- Może zbyt wiele czasu nie odpoczywałem przez te wakacje. Myślę jednak, że jestem do tego przyzwyczajony. To jest moja praca, po części nawet miłość do tego sportu. Lubię to robić i dopóki tak jest to z chęcią będę skracał wakacje, by właśnie trenować. Wracam wypoczęty, pełni sił - powiedział po zakończonej prezentacji drużyny Stelmetu BC Łukasz Koszarek.
Koszykarz przyznał, iż nie może doczekać się pierwszych meczów, w których weźmie udział cała drużyna. - Na pewno jestem głodny tych pierwszych spotkań. Klub, a reprezentacja to zupełnie inne sprawy, to coś innego. Dlatego też oczekuję choćby niedzielnego pojedynku - zapowiedział.

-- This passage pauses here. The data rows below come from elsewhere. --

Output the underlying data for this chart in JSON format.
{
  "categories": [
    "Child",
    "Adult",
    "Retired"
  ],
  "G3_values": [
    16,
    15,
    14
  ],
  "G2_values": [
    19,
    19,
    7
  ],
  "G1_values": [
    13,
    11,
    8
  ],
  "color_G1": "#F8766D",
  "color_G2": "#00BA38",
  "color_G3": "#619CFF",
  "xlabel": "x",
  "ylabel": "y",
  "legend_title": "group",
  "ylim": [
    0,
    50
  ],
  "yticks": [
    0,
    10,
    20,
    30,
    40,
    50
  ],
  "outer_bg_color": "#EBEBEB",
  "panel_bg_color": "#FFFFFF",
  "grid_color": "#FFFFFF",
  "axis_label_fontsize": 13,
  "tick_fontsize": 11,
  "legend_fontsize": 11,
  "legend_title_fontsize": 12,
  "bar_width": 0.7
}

Koszarek pełniąc rolę kapitana zielonogórskiego zespołu jest po części odpowiedzialny za integrację w zespole. Ze względu na uczestnictwo w meczach reprezentacji kadry narodowej dotarł do nowej ekipy aktualnego mistrza Polski dopiero przed kilkoma dniami. - Wszyscy się już poznaliśmy ze sobą. Widzimy się teraz codziennie, więc ten proces idzie do przodu. Jednak tak do końca to my się chyba nigdy nie poznamy - zażartował gracz.
Na koniec rozmowy zawodnik podkreślił, iż tym razem superpuchar będzie należeć do ekipy zielonogórskiej. - Będzie nasz i koniec - zapewnił.